Das Bestreben, Tegel offenzuhalten, ist bisher nicht breit organisiert; ein Volksbegehren wie einst für Tempelhof wartet noch auf einen Organisator. Auch im Internet blieben Aufrufe, Unterschriften für einen Weiterbetrieb von Tegel abzugeben, bisher kaum beachtet. Die CDU würde ein solches Begehren nicht unterstützen, sagte Verkehrsexperte Oliver Friederici. Der Berliner FDP-Vorsitzende und Bundestagsabgeordnete Martin Lindner will erst ein von ihm beim wissenschaftlichen Dienst des Bundestages angefordertes Gutachten zu den Möglichkeiten eines Weiterbetriebs abwarten und sich dann äußern. Bisher gibt es von den Experten des Bundestags nur eine Kurzfassung für den CDU-Abgeordneten Frank Steffel, das einen Weiterbetrieb für möglich hält – wahrscheinlich aber nur nach dem Neugenehmigungsverfahren.

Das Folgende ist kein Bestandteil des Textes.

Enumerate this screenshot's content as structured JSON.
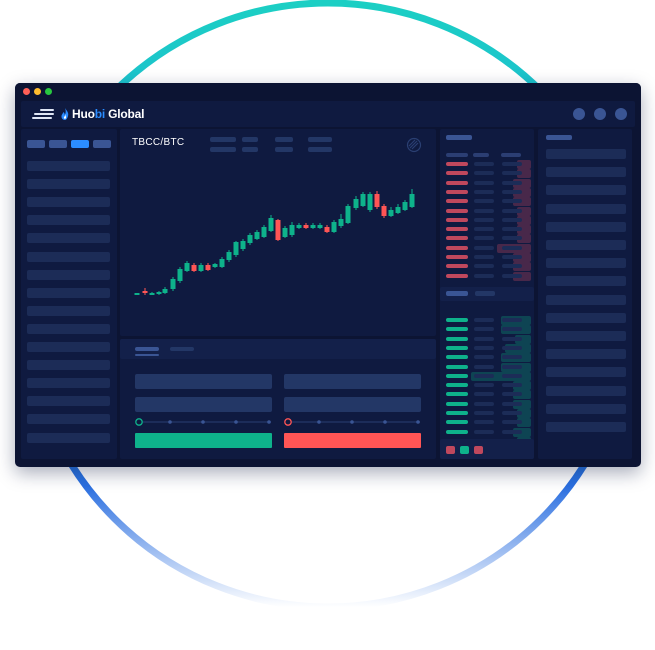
{
  "app": {
    "logo_text_1": "Huo",
    "logo_text_2": "bi",
    "logo_text_3": " Global"
  },
  "chart": {
    "pair": "TBCC/BTC"
  },
  "colors": {
    "ring_top": "#1ccfc4",
    "ring_bottom": "#2b6fe0",
    "window_bg": "#0c1433",
    "panel_bg": "#0f1a40",
    "placeholder": "#233766",
    "accent_blue": "#2b8cff",
    "up": "#0eb28b",
    "down": "#ff5555",
    "dot_red": "#ff5f57",
    "dot_yellow": "#febc2e",
    "dot_green": "#28c840"
  }
}
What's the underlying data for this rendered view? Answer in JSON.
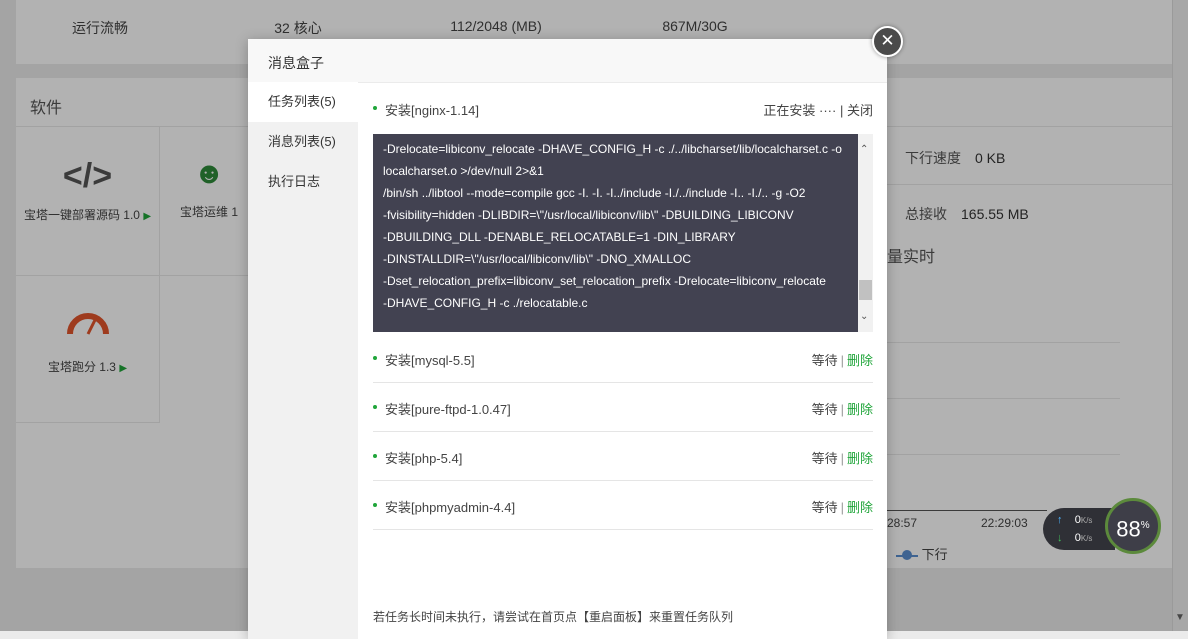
{
  "background": {
    "stats": [
      "运行流畅",
      "32 核心",
      "112/2048 (MB)",
      "867M/30G"
    ],
    "software_title": "软件",
    "software_items": [
      {
        "label": "宝塔一键部署源码 1.0",
        "icon": "code-icon"
      },
      {
        "label": "宝塔运维 1",
        "icon": "operator-icon"
      },
      {
        "label": "宝塔跑分 1.3",
        "icon": "speedometer-icon"
      }
    ],
    "network": {
      "down_speed_label": "下行速度",
      "down_speed_value": "0 KB",
      "total_recv_label": "总接收",
      "total_recv_value": "165.55 MB",
      "realtime_label": "量实时",
      "times": [
        "28:57",
        "22:29:03"
      ],
      "legend_down": "下行"
    },
    "speed_widget": {
      "up": "0",
      "down": "0",
      "unit": "K/s",
      "percent": "88",
      "percent_unit": "%"
    }
  },
  "modal": {
    "title": "消息盒子",
    "close_glyph": "✕",
    "sidebar": [
      {
        "label": "任务列表(5)",
        "active": true
      },
      {
        "label": "消息列表(5)",
        "active": false
      },
      {
        "label": "执行日志",
        "active": false
      }
    ],
    "current_task": {
      "name": "安装[nginx-1.14]",
      "status": "正在安装 ····",
      "sep": "|",
      "close": "关闭"
    },
    "log_lines": [
      "-Drelocate=libiconv_relocate -DHAVE_CONFIG_H -c ./../libcharset/lib/localcharset.c -o",
      "localcharset.o >/dev/null 2>&1",
      "/bin/sh ../libtool --mode=compile gcc -I. -I. -I../include -I./../include -I.. -I./.. -g -O2",
      "-fvisibility=hidden -DLIBDIR=\\\"/usr/local/libiconv/lib\\\" -DBUILDING_LIBICONV",
      "-DBUILDING_DLL -DENABLE_RELOCATABLE=1 -DIN_LIBRARY",
      "-DINSTALLDIR=\\\"/usr/local/libiconv/lib\\\" -DNO_XMALLOC",
      "-Dset_relocation_prefix=libiconv_set_relocation_prefix -Drelocate=libiconv_relocate",
      "-DHAVE_CONFIG_H -c ./relocatable.c"
    ],
    "queued_tasks": [
      {
        "name": "安装[mysql-5.5]",
        "status": "等待",
        "sep": "|",
        "delete": "删除"
      },
      {
        "name": "安装[pure-ftpd-1.0.47]",
        "status": "等待",
        "sep": "|",
        "delete": "删除"
      },
      {
        "name": "安装[php-5.4]",
        "status": "等待",
        "sep": "|",
        "delete": "删除"
      },
      {
        "name": "安装[phpmyadmin-4.4]",
        "status": "等待",
        "sep": "|",
        "delete": "删除"
      }
    ],
    "footer_tip": "若任务长时间未执行，请尝试在首页点【重启面板】来重置任务队列"
  },
  "colors": {
    "accent": "#20a53a",
    "log_bg": "#424251"
  }
}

Tegel muss derzeit die Hauptlast des Flugverkehrs tragen – was beinahe gescheitert wäre. Die Flughafengesellschaft hatte vor der einst für den 3. Juni 2012 geplanten BER-Eröffnung beantragt, sie sofort danach von der Betriebspflicht zu befreien und die Genehmigung zum Fliegen zu widerrufen. Nur weil die Luftfahrtbehörde beim Senat sicher sein wollte, dass der BER-Termin auch wirklich klappt, widersetzte sie sich diesen Wünschen. Ansonsten wäre Tegel bereits heute dicht, denn bei einem Festsetzen des Termins hätte der Verkehr nach dem BER-Scheitern nicht einfach fortgesetzt werden können.